Carver’s holistic farming method lives on well past his death. It had a massive impact on the industries he worked in, and remains so to this day.
Peanut Butter’s Production Process (In A Nutshell)
Now that we know who invented peanut butter, we can discuss how this savory substance is created in a modern-day facility. Practices are, as you’d imagine, a bit different now than they were back then. However, despite the changes here and there, the fundamentals of peanut butter creation have remained the same. Here’s the process broken down into easily-understood steps:
- Shelling: At a processing plant or factory, the gathered peanuts are shelled, and any extra plant debris is removed from the product.

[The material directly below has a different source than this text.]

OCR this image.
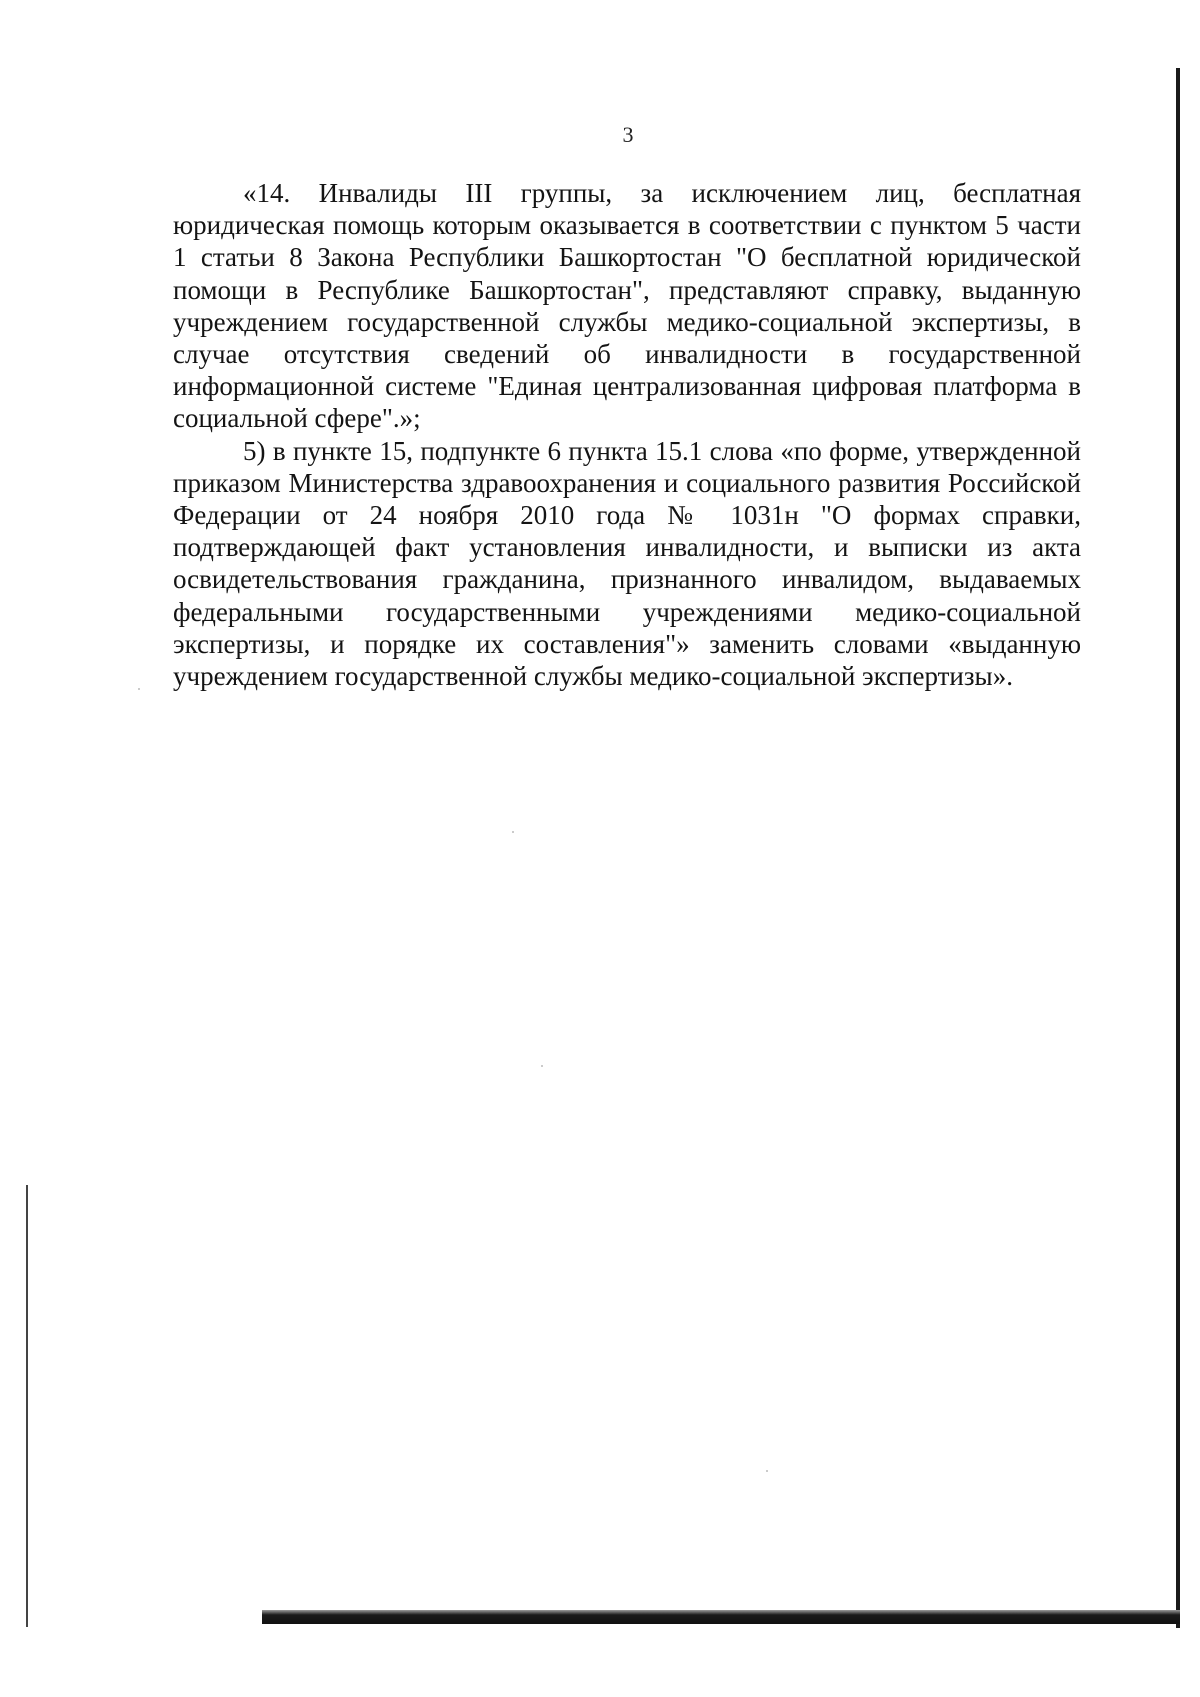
3

«14. Инвалиды III группы, за исключением лиц, бесплатная юридическая помощь которым оказывается в соответствии с пунктом 5 части 1 статьи 8 Закона Республики Башкортостан "О бесплатной юридической помощи в Республике Башкортостан", представляют справку, выданную учреждением государственной службы медико-социальной экспертизы, в случае отсутствия сведений об инвалидности в государственной информационной системе "Единая централизованная цифровая платформа в социальной сфере".»;

5) в пункте 15, подпункте 6 пункта 15.1 слова «по форме, утвержденной приказом Министерства здравоохранения и социального развития Российской Федерации от 24 ноября 2010 года № 1031н "О формах справки, подтверждающей факт установления инвалидности, и выписки из акта освидетельствования гражданина, признанного инвалидом, выдаваемых федеральными государственными учреждениями медико-социальной экспертизы, и порядке их составления"» заменить словами «выданную учреждением государственной службы медико-социальной экспертизы».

- Roasting: Once they’ve been shelled, they get placed into an air roaster. They are then roasted to a temperature of about 250 degrees Celcius before being removed. This process changes the color of the peanuts to a brown shade, while they’re typically white beforehand.
- Cooling: After they’ve been roasted, the peanuts get cooled down to a standard room temperature.
- Blanched: The center, or “heart” of the peanut, alongside its skin, is known to be bitter. In this phase of the process, they are blanched and the bitter elements are removed.
- Grinding: After the peanuts have been through this routine, they get placed into a grinder that transforms them into the delicious paste we know and love.
After this process has been concluded, the peanuts are heated, cooled, packaged, and then sent away to stock up the shelves of our favorite grocery stores. While the procedure varies slightly depending on what kind of peanut butter you’re making (smooth, crunchy, chocolate, etc.) the steps followed are pretty general.
Additional Fun Facts About Peanut Butter
Before we send you off, here are some last-minute fun facts about peanut butter to test your knowledge of this lovely plant even further. Who knows, maybe you’ll learn something new!
- Since peanuts are grown underground, they aren’t technically “nuts.” Instead, they’re called legumes!
- The largest peanut-producing country is China. Following shortly behind is India, with the United States sitting in third place.
- There are over 700 million pounds of peanuts consumed by Americans each year. Broken down, that’s over two pounds per US resident.
- Ever get a piece of chewing gum stuck in your hair? Put down that mayonnaise, because peanut butter can do the trick in getting it out.
- Peanut butter has plenty of other (slightly impractical) uses, too: Shaving gel, leather cleaner, and blade lubricant are all examples.